Director: Oliver Stone

Starring: Joseph Gordon-Levitt, Shailene Woodley, Zachary Quinto, Nicholas Cage, Rhys Ifans

Three stars

It was inevitable that the story of Edward Snowden would be given the Hollywood treatment.

The real-life secret agent might lack the rugged, movie-star good looks and physicality of Matt Damon, but he could easily be a character ripped from the script of a Jason Bourne movie.

There can be few people unaware of how Snowden, disillusioned with the growing level of his government’s covert surveillance of its own – and everyone else’s – citizens, leaked the details to the press and ended up living as a political refugee in Russia following a round-the-world game of cat and mouse with the American intelligence services.

The fact that Citizenfour, the ­Oscar-winning 2014 documentary about Snowden and his actions by Laura Poitras, was so well ­received only hastened the inevitable Hollywood version – and who better than Oliver Stone, one of the greatest political filmmakers of his age, to step up to the plate?

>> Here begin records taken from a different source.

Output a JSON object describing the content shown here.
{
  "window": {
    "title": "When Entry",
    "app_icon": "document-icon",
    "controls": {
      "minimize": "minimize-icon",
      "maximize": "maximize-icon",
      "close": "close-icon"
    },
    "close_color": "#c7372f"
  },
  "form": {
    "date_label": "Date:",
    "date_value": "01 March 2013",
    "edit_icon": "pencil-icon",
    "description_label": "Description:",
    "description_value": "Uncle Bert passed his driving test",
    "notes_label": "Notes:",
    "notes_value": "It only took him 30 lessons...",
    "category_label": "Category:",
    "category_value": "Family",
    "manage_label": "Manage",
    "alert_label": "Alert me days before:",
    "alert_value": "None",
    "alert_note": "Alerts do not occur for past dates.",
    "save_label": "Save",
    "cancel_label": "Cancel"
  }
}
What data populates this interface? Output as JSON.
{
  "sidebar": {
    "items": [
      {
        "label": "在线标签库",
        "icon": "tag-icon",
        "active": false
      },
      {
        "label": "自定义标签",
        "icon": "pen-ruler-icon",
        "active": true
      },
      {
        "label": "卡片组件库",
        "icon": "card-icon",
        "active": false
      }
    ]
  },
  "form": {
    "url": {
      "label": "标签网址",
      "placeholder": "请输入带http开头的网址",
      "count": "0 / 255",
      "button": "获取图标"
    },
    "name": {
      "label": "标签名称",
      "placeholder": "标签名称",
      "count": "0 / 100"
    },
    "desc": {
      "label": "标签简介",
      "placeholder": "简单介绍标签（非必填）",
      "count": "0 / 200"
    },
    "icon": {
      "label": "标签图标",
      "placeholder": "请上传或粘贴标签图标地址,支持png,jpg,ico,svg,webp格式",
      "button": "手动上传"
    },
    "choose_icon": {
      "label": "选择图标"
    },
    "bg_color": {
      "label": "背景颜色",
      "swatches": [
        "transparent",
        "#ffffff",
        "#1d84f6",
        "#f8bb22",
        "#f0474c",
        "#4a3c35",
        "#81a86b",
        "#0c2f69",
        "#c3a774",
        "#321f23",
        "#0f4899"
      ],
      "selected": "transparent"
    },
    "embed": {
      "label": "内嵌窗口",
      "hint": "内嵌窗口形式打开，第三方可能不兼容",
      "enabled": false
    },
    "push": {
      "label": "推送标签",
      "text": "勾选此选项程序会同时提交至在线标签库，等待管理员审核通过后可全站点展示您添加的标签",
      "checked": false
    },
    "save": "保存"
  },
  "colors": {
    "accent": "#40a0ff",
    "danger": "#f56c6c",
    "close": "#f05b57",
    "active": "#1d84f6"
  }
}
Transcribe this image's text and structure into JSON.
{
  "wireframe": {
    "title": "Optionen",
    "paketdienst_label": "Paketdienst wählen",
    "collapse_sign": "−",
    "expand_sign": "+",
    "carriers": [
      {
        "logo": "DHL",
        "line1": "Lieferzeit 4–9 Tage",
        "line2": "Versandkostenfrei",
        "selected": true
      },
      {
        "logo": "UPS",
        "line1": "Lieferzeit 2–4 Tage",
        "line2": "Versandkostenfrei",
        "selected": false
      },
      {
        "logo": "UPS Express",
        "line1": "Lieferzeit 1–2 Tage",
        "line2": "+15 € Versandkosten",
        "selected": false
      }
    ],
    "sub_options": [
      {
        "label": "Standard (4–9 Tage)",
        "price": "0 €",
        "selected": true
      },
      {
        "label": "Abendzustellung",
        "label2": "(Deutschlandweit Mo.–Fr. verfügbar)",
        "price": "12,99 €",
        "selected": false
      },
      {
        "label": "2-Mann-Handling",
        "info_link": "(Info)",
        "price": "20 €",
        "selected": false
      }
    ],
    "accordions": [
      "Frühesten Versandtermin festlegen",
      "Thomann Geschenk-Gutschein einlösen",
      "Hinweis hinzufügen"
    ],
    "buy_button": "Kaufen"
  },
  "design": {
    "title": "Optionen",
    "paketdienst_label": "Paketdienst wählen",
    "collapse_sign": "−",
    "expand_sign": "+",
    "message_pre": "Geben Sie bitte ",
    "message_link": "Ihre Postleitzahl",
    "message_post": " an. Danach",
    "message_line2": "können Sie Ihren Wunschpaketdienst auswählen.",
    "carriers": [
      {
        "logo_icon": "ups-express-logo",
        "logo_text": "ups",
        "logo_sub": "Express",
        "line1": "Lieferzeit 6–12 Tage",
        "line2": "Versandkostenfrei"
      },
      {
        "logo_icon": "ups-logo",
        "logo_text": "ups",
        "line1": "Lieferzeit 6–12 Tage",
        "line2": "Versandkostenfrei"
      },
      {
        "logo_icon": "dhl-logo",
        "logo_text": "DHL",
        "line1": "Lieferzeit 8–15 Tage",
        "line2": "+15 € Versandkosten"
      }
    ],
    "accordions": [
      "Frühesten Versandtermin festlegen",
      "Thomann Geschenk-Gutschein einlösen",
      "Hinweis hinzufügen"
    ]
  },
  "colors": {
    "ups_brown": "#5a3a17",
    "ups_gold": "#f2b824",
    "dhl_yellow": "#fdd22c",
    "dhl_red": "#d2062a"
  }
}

The documentary serves as a useful framing point for the ­feature-film adaptation – though at times Stone seems a little too in thrall to the previous work. Sections of his film are literally frame-by-frame, line-by-line reconstructions of sections of the documentary.

Gordon-Levitt, in the title role, and Star Trek's Zachary Quinto as Guardian journalist Glenn Greenwald, who broke the story, impressively master the mannerisms and nuances of their real-life subjects. However, if you've seen the previous film, you may wonder what we gain from a reconstruction with a celebrity dusting.

Stone's commitment to historical accuracy is on one hand commendable, but it also detracts, in a sense, from the movie. Lest we forget, this is the director who ruffled the feathers of the US establishment with complimentary portraits of Cuban leader Fidel Castro (Looking for Fidel, 2004) and Venezuelan president Hugo Chavez (South of the Border, 2009), gave us the high-octane insanity of Natural Born Killers (1994) and railed against authority with his conspiracy-riddled JFK (1991).

Yet, given a genuine, no-­theories-required conspiratorial government scandal of global proportions, he produces an unexpectedly understated ­response.

The movie’s slow pace and 138-minute run time add to the sense of hyper-realism – but you can’t help thinking that if ever there was a subject that required some angry, ranting Stone polemic, this is probably it. Perhaps this is being overcritical – the movie is an enjoyable and informative work that will bring a vitally important story to a wider audience than the documentary could hope to reach.

It doesn’t quite hit the heights of some of Stone’s true classics but is, nonetheless, possibly the most important film you will see this year. It should certainly be compulsory viewing for anyone with even a passing interest in the basic norms of human rights, freedom of speech and civil liberties.